Caminin kuzey sınırındaki sokak üzerinde, bahçenin avlu duvarına bitişik tarihi bir sokak çeşmesi var, sanırım cami müştemilatından olmalı, üzerinde “yayla suyu” yazıyor. Manisa’nın muhtelif yerlerinde yayla suyu akan çeşmeler vardır. Bunları bir zamanlar bir vakıf yönetirdi.

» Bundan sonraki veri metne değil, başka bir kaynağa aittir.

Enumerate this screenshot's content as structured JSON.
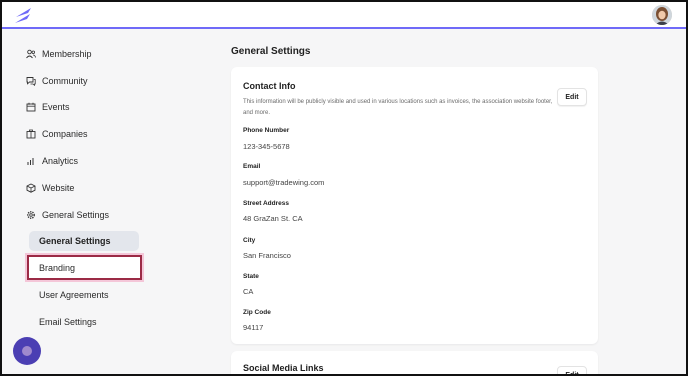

Caminin bulunduğu mahallenin adı da İbrahim Çelebi Mahallesi. Bu durum bana Yahya Kemal’in “Koca Mustafa Paşa” şiirini hatırlattı. Şair “Koca Mustafa var, camii var, semti de var” dediği bu yerdeki mütevekkil halkı, “Çeşmeden her su içerken:”Şükür Allah’a” diyen” kimseler olarak niteler. Ortamı ise “Serviliklerde sükun, yolda sükun, evde sükun” şeklinde anlatır.

SÜT MEVLİDİ
Halk arasında bu camiye “Türbe Camisi” de denir. Bunun sebebi, kuzey tarafında bulunan Entekkeliler Dergahı ve Türbesidir. Bu dergah Marifi-Rifai şeyhi Vehbi Efendi tarafından 1833 tarihinde yaptırıldı. Manisa’daki bu Rifai tekkesiyle İbrahi Çelebi Camisi karşı karşıyadır. Bu tekkenin üçüncü şeyhi Hüseyin Kemaleddin Efendi (ö. 1951), bu camide uzun yıllar “Cuma Hatipliği” yaptı (Bkz. Necdet Okumuş, Manisa Rifai Dergahı Entekkeliler, 2003).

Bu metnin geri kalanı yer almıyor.